C’est au contraire en lui reconnaissant toute son importance symbolique - non en la trahissant, en la poignardant dans le dos, que nous travaillions à rebâtir notre belle capitale (référence à la Cité de l’Exposition et à l’inauguration du Bicentenaire de la Ville de Port-au-Prince en 1950, lors l’une des plus splendides capitales de la Caraïbe) !
Que nous arrive-t-il ? On est comme des enfants qui viennent d’étrenner un nouveau jouet.
Ni ce n’est ça la décentralisation tant déclinée sur les toits.
Et qui nous a déjà valu que le carnaval traditionnel de Port-au-Prince, vieux depuis la colonie de Saint Domingue, ait été interdit (nous insistons : interdit) depuis deux ans.
Délocalisé vers d’autres villes. Alors que les Capois, régionalistes par nature (Cap-Haïtien, siège du carnaval national 2013) n’ont manifesté aucun engouement spécial.

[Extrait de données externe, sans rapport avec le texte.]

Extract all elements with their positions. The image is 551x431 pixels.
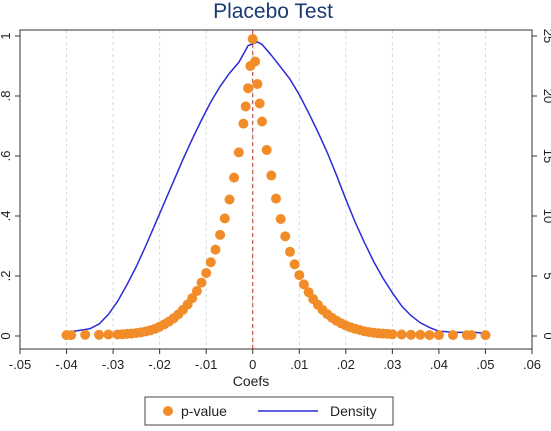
y-left-tick-label: .4: [0, 211, 13, 222]
p-value-point: [240, 101, 251, 112]
x-tick-label: .04: [430, 357, 448, 372]
y-left-tick-label: 1: [0, 32, 13, 39]
p-value-point: [196, 277, 207, 288]
x-tick-label: .06: [523, 357, 541, 372]
p-value-point: [466, 330, 477, 341]
y-right-tick-label: 10: [541, 209, 551, 223]
y-right-tick-label: 0: [541, 332, 551, 339]
p-value-point: [215, 229, 226, 240]
p-value-point: [229, 172, 240, 183]
y-left-tick-label: .2: [0, 271, 13, 282]
p-value-point: [94, 329, 105, 340]
legend-label-density: Density: [330, 403, 377, 419]
p-value-point: [298, 279, 309, 290]
p-value-point: [250, 56, 261, 67]
p-value-point: [387, 329, 398, 340]
density-line: [66, 41, 486, 335]
p-value-point: [238, 118, 249, 129]
x-tick-label: .05: [476, 357, 494, 372]
y-left-tick-label: .6: [0, 151, 13, 162]
p-value-point: [280, 231, 291, 242]
p-value-point: [187, 293, 198, 304]
p-value-point: [247, 34, 258, 44]
y-right-tick-label: 25: [541, 29, 551, 43]
y-axis-right: 0 5 10 15 20 25: [532, 29, 551, 340]
p-value-point: [252, 79, 263, 89]
x-axis-label: Coefs: [233, 373, 270, 389]
chart-title: Placebo Test: [213, 0, 333, 23]
x-tick-label: -.05: [9, 357, 31, 372]
p-value-point: [103, 329, 114, 340]
p-value-point: [424, 330, 435, 341]
x-tick-label: -.04: [55, 357, 77, 372]
p-value-point: [66, 330, 77, 341]
y-left-tick-label: .8: [0, 91, 13, 102]
legend-label-p-value: p-value: [181, 403, 227, 419]
p-value-point: [254, 98, 265, 109]
p-value-point: [80, 329, 91, 340]
y-right-tick-label: 20: [541, 89, 551, 103]
p-value-point: [233, 147, 244, 158]
grid-lines: [19, 30, 533, 349]
p-value-point: [205, 257, 216, 268]
p-value-point: [201, 268, 212, 278]
p-value-point: [224, 194, 235, 205]
p-value-point: [294, 270, 305, 281]
p-value-point: [266, 170, 277, 181]
p-value-point: [243, 83, 254, 94]
p-value-point: [406, 329, 416, 340]
p-value-point: [285, 246, 295, 257]
p-value-point: [480, 330, 491, 341]
x-tick-label: .01: [290, 357, 308, 372]
x-tick-label: .03: [383, 357, 401, 372]
x-tick-label: .02: [337, 357, 355, 372]
x-tick-label: -.02: [148, 357, 170, 372]
p-value-point: [289, 259, 300, 270]
p-value-point: [396, 329, 407, 340]
p-value-series: [61, 34, 491, 341]
p-value-point: [219, 213, 230, 224]
y-left-tick-label: 0: [0, 332, 13, 339]
legend-marker-p-value: [163, 406, 173, 416]
x-tick-label: -.01: [195, 357, 217, 372]
legend: p-value Density: [144, 396, 394, 426]
x-axis: -.05 -.04 -.03 -.02 -.01 0 .01 .02 .03 .04 .05 .06: [9, 349, 541, 372]
density-series: [66, 41, 486, 335]
y-axis-left: 0 .2 .4 .6 .8 1: [0, 32, 20, 340]
x-tick-label: 0: [249, 357, 256, 372]
p-value-point: [275, 214, 286, 224]
p-value-point: [210, 244, 221, 255]
p-value-point: [433, 330, 444, 341]
x-tick-label: -.03: [102, 357, 124, 372]
p-value-point: [415, 329, 426, 340]
p-value-point: [191, 286, 202, 296]
plot-frame: [19, 29, 533, 350]
y-right-tick-label: 15: [541, 149, 551, 163]
y-right-tick-label: 5: [541, 272, 551, 279]
p-value-point: [271, 193, 281, 204]
p-value-point: [261, 145, 272, 155]
p-value-point: [447, 330, 458, 341]
p-value-point: [257, 116, 267, 127]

Aucune légitimité constitutionnelle …
Et puis voilà que maintenant tout doucement, on s’amuse à enlever à notre capitale la dernière chose qui lui reste, son statut de capitale politique de la République d’Haïti.
Est-ce un complot ? Car d’autres ont déjà essayé (l’empereur Jean Jacques Dessalines, qui ne daignait pas se déranger, gouvernant depuis la ville portant son nom, Dessalines, ô culte de la personnalité !), puis le président Pierrot, autre régionaliste farouche, depuis sa bonne ville du Cap, …
Mais Port-au-Prince retrouvera sa place. Elle la retrouvera une fois encore. Car existe-il plus beau nom pour une ville que : Port-au-Prince.
Vous pouvez avoir toutes les capitales touristique, économique, commerciale, ou carnavalesque que vous voulez.
Mais bas les pattes sur la capitale politique qui reste et demeure Port-au-Prince. Halte à la banalisation. Et à la confusion !
Par conséquent, il n’y a pas de Déclaration de Pétion-Ville que ce soit. Parce que cela n’ayant aucune légitimité constitutionnelle. Cette dernière dit clairement que la capitale politique de la République d’Haïti s’appelle Port-au-Prince.
Le texte final du Ve sommet de l’AEC s’appelle donc ‘Déclaration de Port-au-Prince.’ L’Histoire se chargera d’y apporter la correction nécessaire.
Comme dit le créole : ‘Tout jwèt se jwèt men kwòchèt pa ladan.’